Sixth, the US civil rights activist Rosa Parks said: ‘I have learned over the years that when one’s mind is made up, this diminishes fear. Knowing what must be done does away with fear.’ Like Rosa, I have made up my mind – but I remain fearful. I have a husband and adult children making their way through their own lives. I worry about them being tainted by association – about my blighting them – but I am a Scots wildcat and will fight to give them a free and democratic society.
Above all, Ioftenworry that I might be wrong in my judgment and that what I write in public, albeit to a restricted, self-selected, intelligent group, might detract from people’s wellbeing rather than enhance it.

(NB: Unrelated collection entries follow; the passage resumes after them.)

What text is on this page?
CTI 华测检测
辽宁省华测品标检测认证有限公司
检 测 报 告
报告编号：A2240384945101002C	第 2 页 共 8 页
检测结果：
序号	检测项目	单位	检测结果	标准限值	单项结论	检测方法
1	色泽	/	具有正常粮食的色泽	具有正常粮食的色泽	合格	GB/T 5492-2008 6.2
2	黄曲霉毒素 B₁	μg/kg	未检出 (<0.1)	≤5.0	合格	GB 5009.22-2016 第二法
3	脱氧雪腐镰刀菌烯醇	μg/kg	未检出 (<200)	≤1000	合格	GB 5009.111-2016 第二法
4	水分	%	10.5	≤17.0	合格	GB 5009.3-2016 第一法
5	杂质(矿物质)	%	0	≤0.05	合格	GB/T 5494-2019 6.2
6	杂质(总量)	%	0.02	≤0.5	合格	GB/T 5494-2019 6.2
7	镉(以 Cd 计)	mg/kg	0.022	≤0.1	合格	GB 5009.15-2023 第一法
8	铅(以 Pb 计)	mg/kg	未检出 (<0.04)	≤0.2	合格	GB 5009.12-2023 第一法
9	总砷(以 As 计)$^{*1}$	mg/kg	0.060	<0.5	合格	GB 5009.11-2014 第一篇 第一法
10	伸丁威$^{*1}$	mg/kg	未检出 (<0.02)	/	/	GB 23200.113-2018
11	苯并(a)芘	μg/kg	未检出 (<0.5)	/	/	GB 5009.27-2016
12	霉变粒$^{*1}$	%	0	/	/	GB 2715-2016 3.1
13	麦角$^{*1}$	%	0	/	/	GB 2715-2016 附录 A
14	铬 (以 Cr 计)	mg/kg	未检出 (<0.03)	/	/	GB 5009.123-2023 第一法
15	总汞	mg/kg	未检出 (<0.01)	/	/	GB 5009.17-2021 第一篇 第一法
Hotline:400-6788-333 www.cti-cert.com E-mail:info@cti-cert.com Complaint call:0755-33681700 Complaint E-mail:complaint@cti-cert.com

Seventh, I know that I am not Rosa Parks. I have never considered myself to be brave. I love learning and I enjoy a thing done well. Like TCW’s constituents, I am interested in a great many things.
As the Greek poet Archilochus wrote: ‘The fox knows many things, but the hedgehog knows one big thing.’ I am humble enough to recognise the bits and pieces of my knowledge and to appreciate my limits. I leave the ‘one big thing’ to others.
When I make a mistake, which I have done, corrective advice from readers has usually been given in good grace. I am constantly impressed by the range and depth of their knowledge and the many true experts hidden among their number: I thank them for their counsel.
Most of all, the editorial expertise and hard graft of Kathy Gyngell and her TCW colleague Margaret Ashworth have stunned me. I never understood what an editor did before, but they are true alchemists, turning base metal into gold, day after day: they are heroines.
In sum, my effort is a small brick in maintaining our defences against the onslaught of the ‘New Normal’ – a marker signalling ‘this far and no further.’ I speak up because I am compelled so to do and thank TCW for the platform.